The future, at least to the ego and our mind, is often filled with “what if’s” and “if only I could…” or less tentatively, we engage in writing, saying aloud, or thinking affirmations and make other efforts involving the Law of Attraction which usually are focused on specific outcomes that we desire for the future.
However, there is a big difference on thinking about the future positively, or planning our lives to influence a future with positive possibilities, compared with an attempt by the ego to think that we can actually control the future. We can try but such efforts will more than likely result in disappointment, and possibly psychic harm.
There is an interesting passage in the Tao Te Ching that illustrates this in a few words: “Trying to control the future Is like trying to take the master carpenter’s place. When you handle the master carpenter’s tools, Chances are you’ll hurt your hand.” *
I am not presenting this passage from the Tao from a religious perspective or saying that there is a grand deity controlling our lives and Rather, I am suggesting that if we give in to the ego’s desire to try to over-manage the future we are bound to become frustrated.
There are simply too many variables in the universe in terms of influences and events that can have an effect on our future to think that we can control the future.

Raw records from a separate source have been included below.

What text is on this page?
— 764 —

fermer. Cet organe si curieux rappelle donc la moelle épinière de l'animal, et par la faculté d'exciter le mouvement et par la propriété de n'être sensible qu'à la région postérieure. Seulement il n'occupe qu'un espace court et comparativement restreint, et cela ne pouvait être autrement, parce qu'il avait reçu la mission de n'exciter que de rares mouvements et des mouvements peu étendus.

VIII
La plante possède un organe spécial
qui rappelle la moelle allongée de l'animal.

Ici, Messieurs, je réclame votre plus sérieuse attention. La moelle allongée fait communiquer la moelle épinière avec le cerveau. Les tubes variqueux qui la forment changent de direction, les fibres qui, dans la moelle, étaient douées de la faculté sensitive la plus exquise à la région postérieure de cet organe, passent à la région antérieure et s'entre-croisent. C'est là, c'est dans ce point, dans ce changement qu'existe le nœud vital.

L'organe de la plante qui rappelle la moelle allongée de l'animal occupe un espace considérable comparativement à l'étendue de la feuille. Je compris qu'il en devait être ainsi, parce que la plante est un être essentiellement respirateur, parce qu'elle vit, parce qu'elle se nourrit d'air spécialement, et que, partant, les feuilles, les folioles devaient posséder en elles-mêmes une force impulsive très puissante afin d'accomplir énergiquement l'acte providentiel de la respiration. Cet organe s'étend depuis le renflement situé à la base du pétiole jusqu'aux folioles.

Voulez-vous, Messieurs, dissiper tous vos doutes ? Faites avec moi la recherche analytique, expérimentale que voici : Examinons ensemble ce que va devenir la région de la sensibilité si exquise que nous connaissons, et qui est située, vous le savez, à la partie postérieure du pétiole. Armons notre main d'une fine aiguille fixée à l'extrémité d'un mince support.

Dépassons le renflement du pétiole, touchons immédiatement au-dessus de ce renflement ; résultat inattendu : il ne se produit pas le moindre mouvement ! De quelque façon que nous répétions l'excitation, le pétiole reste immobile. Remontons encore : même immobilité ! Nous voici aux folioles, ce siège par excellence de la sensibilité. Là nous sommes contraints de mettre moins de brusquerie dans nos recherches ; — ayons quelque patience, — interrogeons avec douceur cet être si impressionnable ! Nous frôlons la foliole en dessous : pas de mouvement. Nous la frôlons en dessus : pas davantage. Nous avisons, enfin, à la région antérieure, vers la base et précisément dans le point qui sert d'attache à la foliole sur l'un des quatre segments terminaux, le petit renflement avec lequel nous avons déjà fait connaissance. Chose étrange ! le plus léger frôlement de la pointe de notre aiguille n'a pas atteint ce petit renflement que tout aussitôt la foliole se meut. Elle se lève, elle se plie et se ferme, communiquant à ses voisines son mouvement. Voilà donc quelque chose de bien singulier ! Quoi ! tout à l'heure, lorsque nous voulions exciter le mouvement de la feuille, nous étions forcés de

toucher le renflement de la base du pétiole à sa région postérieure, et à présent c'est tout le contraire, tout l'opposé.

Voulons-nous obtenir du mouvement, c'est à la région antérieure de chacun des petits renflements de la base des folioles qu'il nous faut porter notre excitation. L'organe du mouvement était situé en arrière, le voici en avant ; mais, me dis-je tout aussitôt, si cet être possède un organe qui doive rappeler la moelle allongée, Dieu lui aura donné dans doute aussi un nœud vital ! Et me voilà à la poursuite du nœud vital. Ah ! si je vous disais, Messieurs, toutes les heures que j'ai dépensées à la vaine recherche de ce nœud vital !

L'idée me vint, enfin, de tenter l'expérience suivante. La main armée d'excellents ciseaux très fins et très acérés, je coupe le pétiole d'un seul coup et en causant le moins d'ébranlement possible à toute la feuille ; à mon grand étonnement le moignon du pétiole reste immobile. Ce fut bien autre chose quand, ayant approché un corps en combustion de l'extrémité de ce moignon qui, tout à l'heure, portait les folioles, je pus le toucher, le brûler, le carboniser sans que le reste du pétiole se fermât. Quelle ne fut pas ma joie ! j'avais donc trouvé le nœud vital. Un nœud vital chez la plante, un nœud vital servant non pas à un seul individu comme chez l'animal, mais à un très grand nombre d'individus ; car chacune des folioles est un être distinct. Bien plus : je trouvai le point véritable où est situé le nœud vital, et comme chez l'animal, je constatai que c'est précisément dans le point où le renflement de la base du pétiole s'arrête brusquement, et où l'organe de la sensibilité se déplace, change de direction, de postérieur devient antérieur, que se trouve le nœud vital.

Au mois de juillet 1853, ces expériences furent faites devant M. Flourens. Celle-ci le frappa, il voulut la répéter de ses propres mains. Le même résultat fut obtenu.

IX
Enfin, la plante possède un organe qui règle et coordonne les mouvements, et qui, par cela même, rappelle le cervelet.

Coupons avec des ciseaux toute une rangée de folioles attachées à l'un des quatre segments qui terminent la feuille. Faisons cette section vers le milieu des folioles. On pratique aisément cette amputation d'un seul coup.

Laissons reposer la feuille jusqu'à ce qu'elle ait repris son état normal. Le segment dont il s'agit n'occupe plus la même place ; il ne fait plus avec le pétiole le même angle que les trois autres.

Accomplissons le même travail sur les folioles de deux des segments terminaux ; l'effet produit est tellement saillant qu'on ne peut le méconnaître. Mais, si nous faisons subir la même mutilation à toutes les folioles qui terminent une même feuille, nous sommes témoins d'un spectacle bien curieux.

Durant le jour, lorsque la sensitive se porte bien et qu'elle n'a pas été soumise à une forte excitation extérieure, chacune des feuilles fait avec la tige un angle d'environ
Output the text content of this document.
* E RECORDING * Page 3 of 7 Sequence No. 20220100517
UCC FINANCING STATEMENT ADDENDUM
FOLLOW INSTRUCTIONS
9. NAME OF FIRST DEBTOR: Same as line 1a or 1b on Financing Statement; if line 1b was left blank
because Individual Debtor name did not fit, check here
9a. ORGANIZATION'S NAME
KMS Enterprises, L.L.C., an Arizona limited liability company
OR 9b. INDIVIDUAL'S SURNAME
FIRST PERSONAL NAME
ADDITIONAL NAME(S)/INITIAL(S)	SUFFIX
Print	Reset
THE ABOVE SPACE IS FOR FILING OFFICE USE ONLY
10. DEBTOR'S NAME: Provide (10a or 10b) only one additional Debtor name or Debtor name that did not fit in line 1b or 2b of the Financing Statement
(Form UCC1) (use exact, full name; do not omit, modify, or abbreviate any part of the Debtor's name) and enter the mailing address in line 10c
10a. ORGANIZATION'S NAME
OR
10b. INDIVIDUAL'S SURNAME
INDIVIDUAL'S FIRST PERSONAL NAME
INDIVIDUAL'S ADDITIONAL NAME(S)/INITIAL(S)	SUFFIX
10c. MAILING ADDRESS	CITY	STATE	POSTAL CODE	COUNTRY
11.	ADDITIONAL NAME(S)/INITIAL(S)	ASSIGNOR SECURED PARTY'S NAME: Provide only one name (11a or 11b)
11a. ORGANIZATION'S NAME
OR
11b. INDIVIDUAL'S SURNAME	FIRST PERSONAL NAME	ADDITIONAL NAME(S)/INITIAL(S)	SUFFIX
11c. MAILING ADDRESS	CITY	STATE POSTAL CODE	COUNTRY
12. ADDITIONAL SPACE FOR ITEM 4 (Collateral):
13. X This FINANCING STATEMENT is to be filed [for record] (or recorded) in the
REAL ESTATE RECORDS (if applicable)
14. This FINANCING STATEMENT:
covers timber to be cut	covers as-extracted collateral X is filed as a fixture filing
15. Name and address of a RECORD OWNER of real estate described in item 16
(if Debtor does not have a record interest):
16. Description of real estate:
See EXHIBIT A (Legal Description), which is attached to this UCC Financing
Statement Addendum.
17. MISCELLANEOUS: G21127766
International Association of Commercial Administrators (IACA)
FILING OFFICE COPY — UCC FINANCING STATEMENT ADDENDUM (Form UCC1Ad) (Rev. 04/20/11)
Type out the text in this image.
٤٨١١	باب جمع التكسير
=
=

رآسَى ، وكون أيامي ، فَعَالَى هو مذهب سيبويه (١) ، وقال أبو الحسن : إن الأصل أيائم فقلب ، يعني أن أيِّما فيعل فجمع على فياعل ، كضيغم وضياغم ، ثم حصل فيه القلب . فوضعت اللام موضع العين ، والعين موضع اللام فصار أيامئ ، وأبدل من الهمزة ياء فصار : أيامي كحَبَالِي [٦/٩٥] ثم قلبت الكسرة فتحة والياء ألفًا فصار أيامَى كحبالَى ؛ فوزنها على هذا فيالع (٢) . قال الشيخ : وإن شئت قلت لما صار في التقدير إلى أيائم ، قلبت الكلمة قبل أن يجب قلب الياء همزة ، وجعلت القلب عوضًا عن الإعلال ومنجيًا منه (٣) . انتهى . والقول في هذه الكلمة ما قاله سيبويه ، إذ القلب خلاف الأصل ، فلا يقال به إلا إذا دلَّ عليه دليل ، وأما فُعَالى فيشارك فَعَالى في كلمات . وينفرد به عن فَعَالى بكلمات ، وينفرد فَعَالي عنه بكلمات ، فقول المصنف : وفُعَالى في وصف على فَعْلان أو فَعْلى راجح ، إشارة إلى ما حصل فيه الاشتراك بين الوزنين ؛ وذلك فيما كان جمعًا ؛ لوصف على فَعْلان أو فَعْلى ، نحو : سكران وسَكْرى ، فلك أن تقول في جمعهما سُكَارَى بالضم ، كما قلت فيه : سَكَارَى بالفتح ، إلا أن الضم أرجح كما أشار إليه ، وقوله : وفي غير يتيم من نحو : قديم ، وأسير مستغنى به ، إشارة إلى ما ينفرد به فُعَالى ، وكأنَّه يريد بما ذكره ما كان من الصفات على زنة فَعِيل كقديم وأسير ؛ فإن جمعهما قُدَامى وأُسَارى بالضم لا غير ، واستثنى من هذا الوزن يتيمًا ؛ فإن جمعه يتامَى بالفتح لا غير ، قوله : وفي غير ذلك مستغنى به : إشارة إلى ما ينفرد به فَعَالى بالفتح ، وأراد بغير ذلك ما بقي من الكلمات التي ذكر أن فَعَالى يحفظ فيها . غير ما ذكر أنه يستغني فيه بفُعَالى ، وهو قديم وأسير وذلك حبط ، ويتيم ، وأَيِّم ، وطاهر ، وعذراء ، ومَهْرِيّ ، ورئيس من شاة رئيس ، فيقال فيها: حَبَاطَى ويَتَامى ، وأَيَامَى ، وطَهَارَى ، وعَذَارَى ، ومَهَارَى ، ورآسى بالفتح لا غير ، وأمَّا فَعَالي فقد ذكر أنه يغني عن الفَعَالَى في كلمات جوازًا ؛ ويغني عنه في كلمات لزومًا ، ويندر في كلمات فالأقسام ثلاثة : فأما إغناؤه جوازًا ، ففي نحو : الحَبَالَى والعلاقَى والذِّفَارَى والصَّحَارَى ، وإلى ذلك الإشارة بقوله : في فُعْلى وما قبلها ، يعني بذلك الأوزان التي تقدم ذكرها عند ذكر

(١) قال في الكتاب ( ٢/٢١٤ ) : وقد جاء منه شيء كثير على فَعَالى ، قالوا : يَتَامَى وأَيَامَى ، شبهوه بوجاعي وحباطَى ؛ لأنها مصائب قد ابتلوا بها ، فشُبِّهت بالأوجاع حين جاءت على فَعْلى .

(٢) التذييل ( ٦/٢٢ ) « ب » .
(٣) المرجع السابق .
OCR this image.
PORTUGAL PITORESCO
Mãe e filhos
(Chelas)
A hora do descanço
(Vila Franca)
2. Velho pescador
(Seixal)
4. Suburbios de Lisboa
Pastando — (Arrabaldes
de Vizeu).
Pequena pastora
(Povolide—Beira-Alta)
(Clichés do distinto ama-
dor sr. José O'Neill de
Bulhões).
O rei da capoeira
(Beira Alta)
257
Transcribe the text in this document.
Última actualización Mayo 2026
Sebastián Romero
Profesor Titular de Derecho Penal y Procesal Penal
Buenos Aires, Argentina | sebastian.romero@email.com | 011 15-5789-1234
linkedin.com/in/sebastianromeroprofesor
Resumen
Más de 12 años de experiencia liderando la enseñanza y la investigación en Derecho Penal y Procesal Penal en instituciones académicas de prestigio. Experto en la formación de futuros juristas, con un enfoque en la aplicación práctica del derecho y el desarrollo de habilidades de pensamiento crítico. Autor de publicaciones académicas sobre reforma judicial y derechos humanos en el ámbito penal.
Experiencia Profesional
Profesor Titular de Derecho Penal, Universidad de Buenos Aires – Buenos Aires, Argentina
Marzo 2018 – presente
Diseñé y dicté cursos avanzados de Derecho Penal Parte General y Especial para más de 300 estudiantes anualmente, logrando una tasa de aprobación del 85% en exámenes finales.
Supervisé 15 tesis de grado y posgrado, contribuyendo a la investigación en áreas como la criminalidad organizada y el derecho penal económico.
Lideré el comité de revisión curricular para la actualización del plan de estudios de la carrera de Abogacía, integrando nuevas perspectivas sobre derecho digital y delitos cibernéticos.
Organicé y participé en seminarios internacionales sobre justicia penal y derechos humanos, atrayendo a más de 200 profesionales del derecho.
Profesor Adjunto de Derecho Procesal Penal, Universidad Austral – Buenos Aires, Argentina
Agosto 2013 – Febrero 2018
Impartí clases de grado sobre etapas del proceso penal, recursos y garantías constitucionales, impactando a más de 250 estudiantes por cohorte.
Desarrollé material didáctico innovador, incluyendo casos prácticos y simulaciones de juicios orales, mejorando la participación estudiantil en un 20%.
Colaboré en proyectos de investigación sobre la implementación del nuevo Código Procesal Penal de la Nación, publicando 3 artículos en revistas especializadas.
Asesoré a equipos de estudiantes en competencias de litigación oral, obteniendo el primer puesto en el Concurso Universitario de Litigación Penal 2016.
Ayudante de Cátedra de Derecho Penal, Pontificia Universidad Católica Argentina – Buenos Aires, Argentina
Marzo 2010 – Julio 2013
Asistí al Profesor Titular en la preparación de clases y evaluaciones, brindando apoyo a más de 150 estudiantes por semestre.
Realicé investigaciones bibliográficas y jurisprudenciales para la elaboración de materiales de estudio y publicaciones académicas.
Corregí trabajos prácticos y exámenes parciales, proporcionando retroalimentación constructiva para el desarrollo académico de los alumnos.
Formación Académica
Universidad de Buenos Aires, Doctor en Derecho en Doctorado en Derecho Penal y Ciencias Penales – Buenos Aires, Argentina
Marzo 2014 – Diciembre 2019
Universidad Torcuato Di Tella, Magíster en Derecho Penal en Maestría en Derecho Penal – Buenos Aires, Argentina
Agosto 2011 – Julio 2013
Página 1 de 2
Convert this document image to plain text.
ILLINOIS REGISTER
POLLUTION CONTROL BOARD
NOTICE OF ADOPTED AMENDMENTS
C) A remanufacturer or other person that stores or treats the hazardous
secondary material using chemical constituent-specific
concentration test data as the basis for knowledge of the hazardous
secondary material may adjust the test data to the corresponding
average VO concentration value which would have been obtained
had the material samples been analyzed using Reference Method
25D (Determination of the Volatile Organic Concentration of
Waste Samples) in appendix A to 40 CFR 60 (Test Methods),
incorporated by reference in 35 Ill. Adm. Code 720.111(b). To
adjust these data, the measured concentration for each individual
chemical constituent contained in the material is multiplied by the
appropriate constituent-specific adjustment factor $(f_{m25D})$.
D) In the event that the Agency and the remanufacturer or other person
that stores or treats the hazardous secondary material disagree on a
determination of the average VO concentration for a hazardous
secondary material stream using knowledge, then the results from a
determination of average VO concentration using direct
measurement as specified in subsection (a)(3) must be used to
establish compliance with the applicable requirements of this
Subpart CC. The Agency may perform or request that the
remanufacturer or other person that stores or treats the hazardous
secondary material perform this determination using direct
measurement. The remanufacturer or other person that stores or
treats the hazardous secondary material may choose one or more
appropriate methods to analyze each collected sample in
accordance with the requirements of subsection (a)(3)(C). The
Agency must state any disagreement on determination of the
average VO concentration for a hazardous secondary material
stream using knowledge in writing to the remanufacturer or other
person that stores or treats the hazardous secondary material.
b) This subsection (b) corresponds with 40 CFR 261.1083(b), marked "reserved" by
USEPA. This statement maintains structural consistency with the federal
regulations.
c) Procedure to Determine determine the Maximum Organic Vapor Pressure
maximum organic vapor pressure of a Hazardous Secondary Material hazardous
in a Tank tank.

To appease the ego in its desire to control the future is to give in to delusion.
Planning, goal setting, efforts towards a positive approach to life, and other components of a personal development program, however, are ways to exert influence over our own future without allowing the ego to over-manage our thinking as to what we can realistically control in the future.
To paraphrase a familiar prayer, we need to develop acceptance of the things we cannot change; develop courage to change the things we can; and also develop the wisdom to know the difference between these two sets of circumstances.
* The Tao Te Ching, as interpreted/translated by Stephen Mitchell, published by HarperPerennial, A division of HarperCollins Publishers.